Virgin Wines has reported a drop in revenue for the six months ending December 31, 2022.

The online retailer said yesterday that total revenue for the period was £33.7m, down from £40.5 million in the same period a year prior.

The company blamed several factors, including the cost of living crisis, bad weather, postal strikes and its implementation of a new warehousing system.
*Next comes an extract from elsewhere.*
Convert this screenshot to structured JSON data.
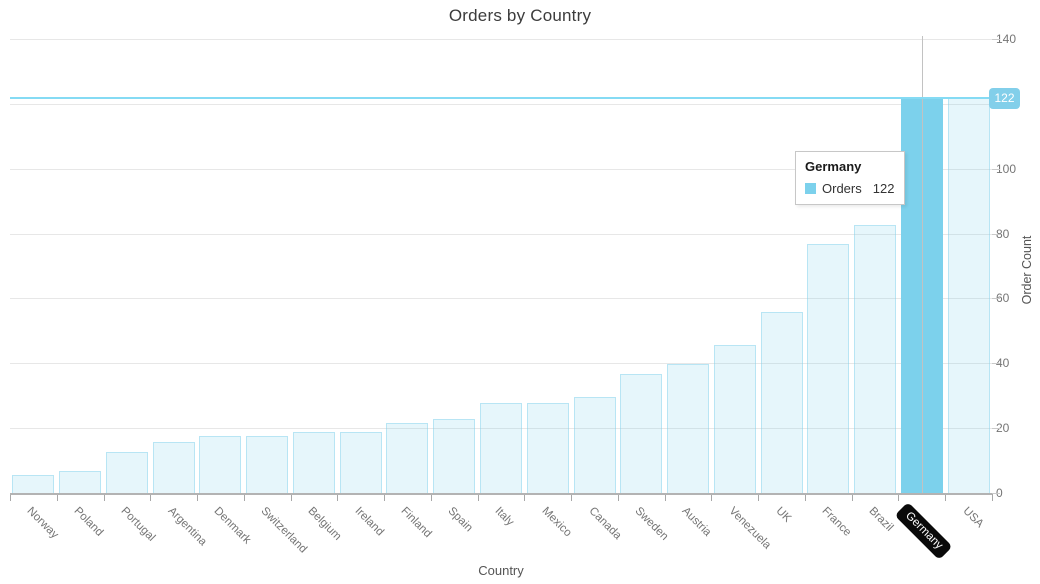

Virgin also said September sales were significantly affected by the pause on all marketing activities following the death of the Queen – with an estimated impact on sales of around £1.7 million.

Elsewhere the company said it continues to attract new customers, while the same number of existing WineBank customers purchased in H123 as in H122 (83,500).

Jay Wright, chief executive officer at Virgin Wines said: “We are disappointed with our profitability performance over what has been a difficult trading period, which has been exacerbated by one-off exceptional circumstances. However, our underlying business model remains resilient as the consumer proposition continues to resonate strongly.

“We are pleased to have attracted a significantly increased number of new customers onto our WineBank scheme, our strategic partnership with Saga has started promisingly and our other commercial partnerships continue to perform well. Whilst being mindful of the pressures on the business, especially with regards to the high inflationary landscape, we remain confident in our future prospects, driven by the ongoing strength of the brand, our unique offering and loyal customer base.’’

Analysts at Davy Research described the results as clear reflection of the “severe economic, political and commercial challenges facing the UK”.

“We retain belief in VINO’s model over the long term but expect current pressures to continue in the near term,” the team at Davy continued.